One of the best things that the US and Britain could do is to ban the word "democracy" from any discussion's of Iraq's future. If the future of Iraq does not initially include Western-style representative democracy, that would be unfortunate, but the priority has to be to achieve some measure of stability and order in the region, and if democracy has to take a back-seat, so be it. It is time to put away the fine-sounding aspirational phrases and become ruthlessly pragmatic. On a wider tront, there is no shame in eschewing talk of democracy, since the phrase has limited credibility when uttered by any US government representative. It takes only a cursory reading of recent world history to realize that the USA has waxed poetic about "democracy" while simultaneously working to undermine and destabilize any country where the democratic processes yielded a result that they did not like (Chile, Nicaragua, Venezuela...etc. etc.).

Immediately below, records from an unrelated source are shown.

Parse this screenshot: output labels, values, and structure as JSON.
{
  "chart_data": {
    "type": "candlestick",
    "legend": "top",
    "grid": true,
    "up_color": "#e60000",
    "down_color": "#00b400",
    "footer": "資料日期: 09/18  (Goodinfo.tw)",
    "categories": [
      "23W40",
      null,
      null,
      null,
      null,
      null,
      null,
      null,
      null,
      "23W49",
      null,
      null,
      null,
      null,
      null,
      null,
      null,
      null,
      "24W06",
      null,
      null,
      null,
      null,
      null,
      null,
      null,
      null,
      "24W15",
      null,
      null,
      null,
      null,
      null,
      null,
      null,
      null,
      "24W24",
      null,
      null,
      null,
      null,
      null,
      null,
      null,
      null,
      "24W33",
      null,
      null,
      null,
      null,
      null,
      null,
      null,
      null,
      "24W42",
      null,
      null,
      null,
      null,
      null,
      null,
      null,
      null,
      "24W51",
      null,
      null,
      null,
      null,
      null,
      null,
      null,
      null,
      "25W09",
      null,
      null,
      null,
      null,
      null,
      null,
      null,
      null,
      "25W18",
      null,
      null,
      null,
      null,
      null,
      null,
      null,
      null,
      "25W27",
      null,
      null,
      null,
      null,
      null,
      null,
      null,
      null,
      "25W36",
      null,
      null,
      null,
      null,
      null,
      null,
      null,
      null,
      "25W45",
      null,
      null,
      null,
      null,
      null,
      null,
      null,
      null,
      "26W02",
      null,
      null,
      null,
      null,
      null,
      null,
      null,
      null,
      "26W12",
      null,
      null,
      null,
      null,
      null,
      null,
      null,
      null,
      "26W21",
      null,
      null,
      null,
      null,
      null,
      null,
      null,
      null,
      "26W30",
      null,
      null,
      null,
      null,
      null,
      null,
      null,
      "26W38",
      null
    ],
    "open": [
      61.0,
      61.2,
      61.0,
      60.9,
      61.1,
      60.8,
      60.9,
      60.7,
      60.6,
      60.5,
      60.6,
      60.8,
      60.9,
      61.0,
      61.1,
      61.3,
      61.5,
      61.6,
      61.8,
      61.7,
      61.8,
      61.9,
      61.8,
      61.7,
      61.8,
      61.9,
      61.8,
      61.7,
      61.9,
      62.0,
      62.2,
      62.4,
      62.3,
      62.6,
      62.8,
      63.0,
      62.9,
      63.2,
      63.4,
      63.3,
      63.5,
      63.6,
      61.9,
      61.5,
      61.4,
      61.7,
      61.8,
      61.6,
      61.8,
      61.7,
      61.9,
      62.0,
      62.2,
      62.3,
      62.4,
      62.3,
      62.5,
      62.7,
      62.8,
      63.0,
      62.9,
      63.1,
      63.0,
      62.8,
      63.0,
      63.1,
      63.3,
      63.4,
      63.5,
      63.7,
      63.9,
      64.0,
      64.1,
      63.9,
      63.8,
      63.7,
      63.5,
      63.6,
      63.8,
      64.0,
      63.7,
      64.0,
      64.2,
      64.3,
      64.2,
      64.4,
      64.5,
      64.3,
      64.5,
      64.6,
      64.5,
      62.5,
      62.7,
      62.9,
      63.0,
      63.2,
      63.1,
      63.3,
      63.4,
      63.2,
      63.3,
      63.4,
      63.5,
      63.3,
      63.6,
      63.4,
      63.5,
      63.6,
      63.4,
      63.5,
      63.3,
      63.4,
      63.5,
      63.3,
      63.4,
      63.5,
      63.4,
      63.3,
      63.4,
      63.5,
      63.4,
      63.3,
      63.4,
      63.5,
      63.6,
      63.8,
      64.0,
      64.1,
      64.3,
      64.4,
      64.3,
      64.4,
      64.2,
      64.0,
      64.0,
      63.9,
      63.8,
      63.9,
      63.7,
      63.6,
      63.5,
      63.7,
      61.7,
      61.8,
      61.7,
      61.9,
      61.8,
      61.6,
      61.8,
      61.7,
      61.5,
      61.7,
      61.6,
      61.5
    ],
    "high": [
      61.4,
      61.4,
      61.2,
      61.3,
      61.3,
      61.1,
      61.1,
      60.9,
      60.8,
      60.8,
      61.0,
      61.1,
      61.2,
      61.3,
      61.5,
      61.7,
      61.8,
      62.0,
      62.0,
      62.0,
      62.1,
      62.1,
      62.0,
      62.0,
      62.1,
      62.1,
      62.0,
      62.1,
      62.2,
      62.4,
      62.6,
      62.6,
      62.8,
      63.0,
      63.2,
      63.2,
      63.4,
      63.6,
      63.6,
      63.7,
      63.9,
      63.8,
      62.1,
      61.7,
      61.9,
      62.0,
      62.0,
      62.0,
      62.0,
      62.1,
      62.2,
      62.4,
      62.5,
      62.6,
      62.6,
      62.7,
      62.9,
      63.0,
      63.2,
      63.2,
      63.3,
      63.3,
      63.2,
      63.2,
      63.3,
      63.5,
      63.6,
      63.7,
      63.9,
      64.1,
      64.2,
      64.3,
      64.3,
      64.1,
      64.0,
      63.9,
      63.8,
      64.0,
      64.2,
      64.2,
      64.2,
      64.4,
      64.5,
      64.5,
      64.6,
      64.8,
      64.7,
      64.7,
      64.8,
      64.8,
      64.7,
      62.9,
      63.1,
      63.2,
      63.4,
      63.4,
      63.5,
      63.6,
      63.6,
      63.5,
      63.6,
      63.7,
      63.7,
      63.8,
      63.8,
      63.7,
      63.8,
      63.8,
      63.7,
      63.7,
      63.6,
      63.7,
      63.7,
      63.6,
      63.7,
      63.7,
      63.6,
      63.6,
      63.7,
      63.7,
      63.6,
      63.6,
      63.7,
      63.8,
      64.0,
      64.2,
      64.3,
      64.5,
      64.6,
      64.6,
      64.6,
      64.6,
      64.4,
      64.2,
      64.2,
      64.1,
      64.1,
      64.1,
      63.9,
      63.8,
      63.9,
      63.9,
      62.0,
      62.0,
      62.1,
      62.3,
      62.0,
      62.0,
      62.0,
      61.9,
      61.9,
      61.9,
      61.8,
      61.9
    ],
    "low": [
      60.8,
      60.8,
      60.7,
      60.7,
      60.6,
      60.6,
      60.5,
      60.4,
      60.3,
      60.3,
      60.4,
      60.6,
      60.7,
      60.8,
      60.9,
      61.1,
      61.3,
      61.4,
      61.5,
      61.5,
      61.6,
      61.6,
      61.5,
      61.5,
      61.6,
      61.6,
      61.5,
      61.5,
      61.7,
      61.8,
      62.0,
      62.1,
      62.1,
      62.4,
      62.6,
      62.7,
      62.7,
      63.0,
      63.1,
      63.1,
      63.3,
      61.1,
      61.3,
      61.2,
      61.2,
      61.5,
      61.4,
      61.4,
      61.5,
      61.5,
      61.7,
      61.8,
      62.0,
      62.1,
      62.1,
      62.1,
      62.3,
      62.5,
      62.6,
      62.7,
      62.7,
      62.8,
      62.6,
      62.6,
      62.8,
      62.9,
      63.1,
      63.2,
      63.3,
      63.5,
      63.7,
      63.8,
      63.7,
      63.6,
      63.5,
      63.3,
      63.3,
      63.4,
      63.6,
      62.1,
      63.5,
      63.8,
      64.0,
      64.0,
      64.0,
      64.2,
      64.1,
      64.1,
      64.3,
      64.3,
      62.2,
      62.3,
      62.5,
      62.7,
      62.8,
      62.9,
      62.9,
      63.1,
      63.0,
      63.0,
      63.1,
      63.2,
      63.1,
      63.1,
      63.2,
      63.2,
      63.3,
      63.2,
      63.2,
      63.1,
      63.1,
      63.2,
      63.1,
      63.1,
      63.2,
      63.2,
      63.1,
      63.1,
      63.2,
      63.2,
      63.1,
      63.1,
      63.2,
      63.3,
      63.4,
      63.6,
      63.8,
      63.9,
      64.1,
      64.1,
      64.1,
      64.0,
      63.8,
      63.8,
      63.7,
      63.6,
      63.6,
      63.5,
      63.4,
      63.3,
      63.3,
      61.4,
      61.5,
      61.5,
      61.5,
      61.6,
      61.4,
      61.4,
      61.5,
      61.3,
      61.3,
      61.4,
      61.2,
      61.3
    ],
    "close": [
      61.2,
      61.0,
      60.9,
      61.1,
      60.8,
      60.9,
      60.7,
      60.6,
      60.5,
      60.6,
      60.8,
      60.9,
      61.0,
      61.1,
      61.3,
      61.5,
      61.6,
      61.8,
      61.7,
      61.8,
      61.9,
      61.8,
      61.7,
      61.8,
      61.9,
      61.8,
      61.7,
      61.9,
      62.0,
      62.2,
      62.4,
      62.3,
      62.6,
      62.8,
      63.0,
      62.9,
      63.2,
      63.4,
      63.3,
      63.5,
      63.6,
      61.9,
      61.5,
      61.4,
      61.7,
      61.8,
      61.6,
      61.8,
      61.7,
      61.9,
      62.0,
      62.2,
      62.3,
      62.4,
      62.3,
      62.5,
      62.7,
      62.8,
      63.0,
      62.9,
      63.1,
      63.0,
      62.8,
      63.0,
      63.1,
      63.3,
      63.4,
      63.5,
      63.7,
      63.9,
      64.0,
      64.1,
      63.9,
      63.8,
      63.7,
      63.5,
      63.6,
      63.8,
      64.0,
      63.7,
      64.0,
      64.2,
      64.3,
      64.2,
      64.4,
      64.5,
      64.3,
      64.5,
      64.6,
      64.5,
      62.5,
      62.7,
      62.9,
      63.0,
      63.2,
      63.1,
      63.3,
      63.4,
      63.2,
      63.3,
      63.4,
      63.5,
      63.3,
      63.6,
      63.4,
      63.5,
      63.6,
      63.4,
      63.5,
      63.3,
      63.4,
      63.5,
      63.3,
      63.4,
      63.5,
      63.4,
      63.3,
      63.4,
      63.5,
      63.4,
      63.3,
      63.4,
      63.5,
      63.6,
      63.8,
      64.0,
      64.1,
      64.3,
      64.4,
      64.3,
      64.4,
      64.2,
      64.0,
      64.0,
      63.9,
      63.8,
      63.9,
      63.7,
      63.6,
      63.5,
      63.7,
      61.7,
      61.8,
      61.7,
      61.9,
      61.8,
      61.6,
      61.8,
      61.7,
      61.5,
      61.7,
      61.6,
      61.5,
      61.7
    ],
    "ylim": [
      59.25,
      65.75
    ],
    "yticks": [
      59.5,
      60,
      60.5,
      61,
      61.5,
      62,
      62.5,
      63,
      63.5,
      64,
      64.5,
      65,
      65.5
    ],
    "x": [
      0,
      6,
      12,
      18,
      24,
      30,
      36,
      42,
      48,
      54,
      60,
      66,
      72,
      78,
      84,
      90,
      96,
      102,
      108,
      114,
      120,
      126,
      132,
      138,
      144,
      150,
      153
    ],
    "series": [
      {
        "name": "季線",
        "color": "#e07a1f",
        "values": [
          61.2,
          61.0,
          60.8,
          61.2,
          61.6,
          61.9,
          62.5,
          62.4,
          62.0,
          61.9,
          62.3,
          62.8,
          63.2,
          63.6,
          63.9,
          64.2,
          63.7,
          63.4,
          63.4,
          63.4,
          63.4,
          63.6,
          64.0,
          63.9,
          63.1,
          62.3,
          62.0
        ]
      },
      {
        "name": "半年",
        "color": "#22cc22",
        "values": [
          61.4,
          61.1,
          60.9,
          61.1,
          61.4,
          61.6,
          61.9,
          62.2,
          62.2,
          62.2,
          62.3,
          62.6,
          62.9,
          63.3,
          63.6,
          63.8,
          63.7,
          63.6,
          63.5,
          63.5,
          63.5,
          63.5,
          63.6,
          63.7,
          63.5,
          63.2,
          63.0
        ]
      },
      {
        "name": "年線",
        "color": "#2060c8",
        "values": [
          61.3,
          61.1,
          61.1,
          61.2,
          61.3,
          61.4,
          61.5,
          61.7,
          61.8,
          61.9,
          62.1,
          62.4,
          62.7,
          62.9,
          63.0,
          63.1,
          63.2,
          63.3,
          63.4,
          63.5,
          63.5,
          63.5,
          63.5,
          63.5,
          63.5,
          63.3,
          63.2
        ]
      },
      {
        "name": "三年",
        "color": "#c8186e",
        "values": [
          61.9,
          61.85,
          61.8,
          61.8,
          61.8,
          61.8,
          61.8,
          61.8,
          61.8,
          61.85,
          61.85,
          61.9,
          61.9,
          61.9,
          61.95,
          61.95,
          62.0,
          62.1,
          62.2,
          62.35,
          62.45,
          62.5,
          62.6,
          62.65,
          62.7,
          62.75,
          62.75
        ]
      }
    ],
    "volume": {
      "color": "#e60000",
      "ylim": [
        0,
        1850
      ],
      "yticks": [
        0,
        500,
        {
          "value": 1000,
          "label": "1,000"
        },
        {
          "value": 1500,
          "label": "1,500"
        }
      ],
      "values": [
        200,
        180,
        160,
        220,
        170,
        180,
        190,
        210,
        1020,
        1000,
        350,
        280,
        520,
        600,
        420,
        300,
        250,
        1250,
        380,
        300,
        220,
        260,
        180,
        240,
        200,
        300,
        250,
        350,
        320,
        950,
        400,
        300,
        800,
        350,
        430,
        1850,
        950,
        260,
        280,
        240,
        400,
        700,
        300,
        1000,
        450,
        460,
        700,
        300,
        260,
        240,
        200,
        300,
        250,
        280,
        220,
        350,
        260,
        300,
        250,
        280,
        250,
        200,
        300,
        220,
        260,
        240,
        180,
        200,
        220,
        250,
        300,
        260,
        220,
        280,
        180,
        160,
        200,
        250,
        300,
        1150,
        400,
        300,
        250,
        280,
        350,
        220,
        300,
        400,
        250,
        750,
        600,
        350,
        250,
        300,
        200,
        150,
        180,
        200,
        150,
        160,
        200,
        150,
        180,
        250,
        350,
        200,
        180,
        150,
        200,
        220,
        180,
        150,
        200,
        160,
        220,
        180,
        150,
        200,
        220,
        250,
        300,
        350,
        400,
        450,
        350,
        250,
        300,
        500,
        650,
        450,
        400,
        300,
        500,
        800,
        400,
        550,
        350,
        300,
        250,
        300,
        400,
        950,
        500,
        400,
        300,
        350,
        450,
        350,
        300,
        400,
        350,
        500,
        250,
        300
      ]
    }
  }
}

Simple observation leads me to the conclusion that the USA's geopolitical concept of democracy is similar to the phrase "everybody is entitled to my opinion"; democracy is a fine concept until a country dares to elect a government that does not regard the USA as the Greatest Country In The World. Being told about "democracy" by the United States is like having to listen to Tony Soprano talking about law and order. One does not know whether to laugh or cry.